BGH Beschluss v. - 2 StR 39/15

Instanzenzug:

Gründe

1Das Landgericht hat den Angeklagten wegen gefährlicher Körperverletzung in Tateinheit mit Nötigung, gefährlicher Körperverletzung und Körperverletzung zu einer Gesamtfreiheitsstrafe von drei Jahren und sechs Monaten verurteilt, sowie ausgesprochen, dass drei Monate der Gesamtfreiheitsstrafe als vollstreckt gelten. Gegen dieses Urteil richtet sich die auf eine Verfahrensrüge und die Sachbeschwerde gestützte Revision des Angeklagten. Das Rechtsmittel hat mit der Sachrüge den aus der Entscheidungsformel ersichtlichen Erfolg. Im Übrigen ist es unbegründet.

2Die Strafrahmenwahl des Landgerichts in den Fällen II.2. und II.3. der Urteilsgründe begegnet rechtlichen Bedenken. Sieht das Gesetz einen minder schweren Fall vor und ist - wie hier nach den §§ 21, 49 Abs. 1 StGB - ein vertypter Milderungsgrund gegeben, muss zunächst geprüft werden, ob ein minder schwerer Fall vorliegt. Dabei ist im Rahmen einer Gesamtwürdigung zuerst auf die allgemeinen Milderungsgründe abzustellen. Vermögen diese die Annahme eines minder schweren Falles allein zu tragen, stehen die den vertypten Milderungsgrund verwirklichenden Umstände für eine weitere Strafrahmenmilderung nach § 49 StGB zur Verfügung. Ist dagegen nach einer Abwägung aller allgemeinen Strafzumessungsumstände das Vorliegen eines minder schweren Falles abzulehnen, sind zusätzlich die den vertypten Strafmilderungsgrund verwirklichenden Umstände in die Bewertung einzubeziehen. Erst wenn der Tatrichter danach weiterhin keinen minder schweren Fall für gerechtfertigt hält, darf er seiner konkreten Strafzumessung den allein aufgrund des vertypten Milderungsgrundes gemilderten Regelstrafrahmen zugrunde legen (vgl. ).

3Dies hat das Landgericht nicht beachtet.
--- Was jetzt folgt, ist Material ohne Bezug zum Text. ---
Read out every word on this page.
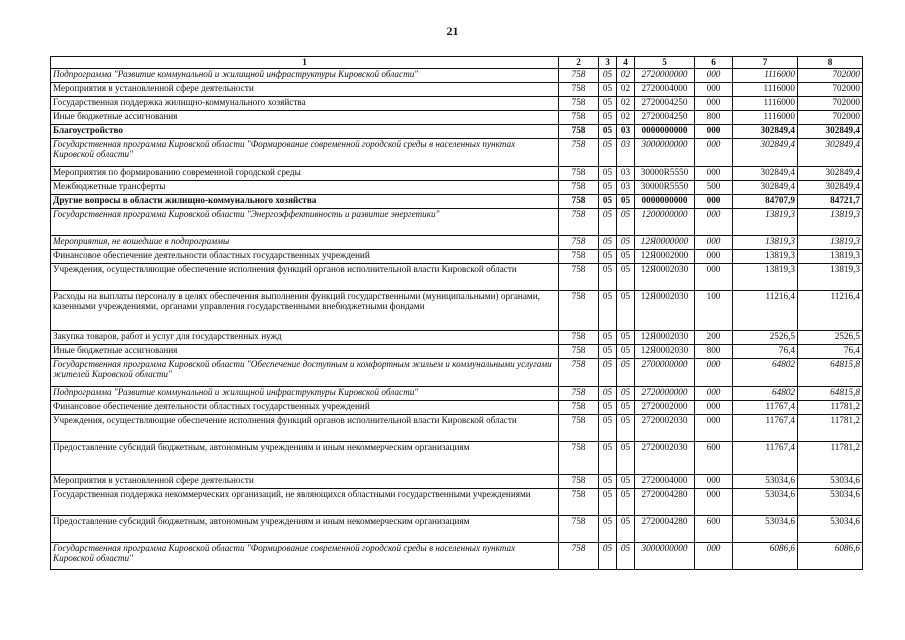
21
1	2	3	4	5	6	7	8
Подпрограмма "Развитие коммунальной и жилищной инфраструктуры Кировской области"	758	05	02	2720000000	000	1116000	702000
Мероприятия в установленной сфере деятельности	758	05	02	2720004000	000	1116000	702000
Государственная поддержка жилищно-коммунального хозяйства	758	05	02	2720004250	000	1116000	702000
Иные бюджетные ассигнования	758	05	02	2720004250	800	1116000	702000
Благоустройство	758	05	03	0000000000	000	302849,4	302849,4
Государственная программа Кировской области "Формирование современной городской среды в населенных пунктах Кировской области"	758	05	03	3000000000	000	302849,4	302849,4
Мероприятия по формированию современной городской среды	758	05	03	30000R5550	000	302849,4	302849,4
Межбюджетные трансферты	758	05	03	30000R5550	500	302849,4	302849,4
Другие вопросы в области жилищно-коммунального хозяйства	758	05	05	0000000000	000	84707,9	84721,7
Государственная программа Кировской области "Энергоэффективность и развитие энергетики"	758	05	05	1200000000	000	13819,3	13819,3
Мероприятия, не вошедшие в подпрограммы	758	05	05	12Я0000000	000	13819,3	13819,3
Финансовое обеспечение деятельности областных государственных учреждений	758	05	05	12Я0002000	000	13819,3	13819,3
Учреждения, осуществляющие обеспечение исполнения функций органов исполнительной власти Кировской области	758	05	05	12Я0002030	000	13819,3	13819,3
Расходы на выплаты персоналу в целях обеспечения выполнения функций государственными (муниципальными) органами, казенными учреждениями, органами управления государственными внебюджетными фондами	758	05	05	12Я0002030	100	11216,4	11216,4
Закупка товаров, работ и услуг для государственных нужд	758	05	05	12Я0002030	200	2526,5	2526,5
Иные бюджетные ассигнования	758	05	05	12Я0002030	800	76,4	76,4
Государственная программа Кировской области "Обеспечение доступным и комфортным жильем и коммунальными услугами жителей Кировской области"	758	05	05	2700000000	000	64802	64815,8
Подпрограмма "Развитие коммунальной и жилищной инфраструктуры Кировской области"	758	05	05	2720000000	000	64802	64815,8
Финансовое обеспечение деятельности областных государственных учреждений	758	05	05	2720002000	000	11767,4	11781,2
Учреждения, осуществляющие обеспечение исполнения функций органов исполнительной власти Кировской области	758	05	05	2720002030	000	11767,4	11781,2
Предоставление субсидий бюджетным, автономным учреждениям и иным некоммерческим организациям	758	05	05	2720002030	600	11767,4	11781,2
Мероприятия в установленной сфере деятельности	758	05	05	2720004000	000	53034,6	53034,6
Государственная поддержка некоммерческих организаций, не являющихся областными государственными учреждениями	758	05	05	2720004280	000	53034,6	53034,6
Предоставление субсидий бюджетным, автономным учреждениям и иным некоммерческим организациям	758	05	05	2720004280	600	53034,6	53034,6
Государственная программа Кировской области "Формирование современной городской среды в населенных пунктах Кировской области"	758	05	05	3000000000	000	6086,6	6086,6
Es hat in den Fällen II.2. und II.3. der Urteilsgründe jeweils einen minder schweren Fall der gefährlichen Körperverletzung verneint, ohne die Frage zu erörtern, ob auch unter Berücksichtigung des vertypten Milderungsgrundes gemäß § 21 StGB ein minder schwerer Fall auszuschließen wäre. Entgegen der Ansicht des Generalbundesanwalts kann auch dem Gesamtzusammenhang der Urteilsgründe nicht entnommen werden, dass das Landgericht dies bedacht hat.

4Der Erörterungsmangel hat sich auf die Strafzumessung im Fall II.2. der Urteilsgründe nicht zum Nachteil des Angeklagten ausgewirkt, zumal der gemäß §§ 21, 49 Abs. 1 StGB gemilderte Strafrahmen des § 224 Abs. 1 Halbsatz 1 günstiger ist als der Sonderstrafrahmen gemäß § 224 Abs. 1 Halbsatz 2 StGB.

5Jedoch kann der Senat nicht sicher ausschließen, dass die Strafe im Fall II.3. der Urteilsgründe für den Angeklagten günstiger bemessen worden wäre, wenn das Landgericht unter Berücksichtigung des § 21 StGB vom Vorliegen eines minder schweren Falles der gefährlichen Körperverletzung ausgegangen wäre. Diese Frage hat der neue Tatrichter zu prüfen. Der Senat macht auch angesichts der Höhe der vom Landgericht verhängten Strafe für Fall II.3. von drei Jahren Freiheitsstrafe im Vergleich mit den anderen Einzelstrafen (Geldstrafe von 90 Tagessätzen im Fall II.1. und Freiheitsstrafe von neun Monaten im Fall II.2. der Urteilsgründe) nicht von der Möglichkeit gemäß § 354 Abs. 1a StPO Gebrauch.

6Die Aufhebung der Einsatzstrafe zwingt zur Aufhebung des Ausspruchs über die Gesamtfreiheitsstrafe. Die Kompensationsentscheidung bleibt unberührt.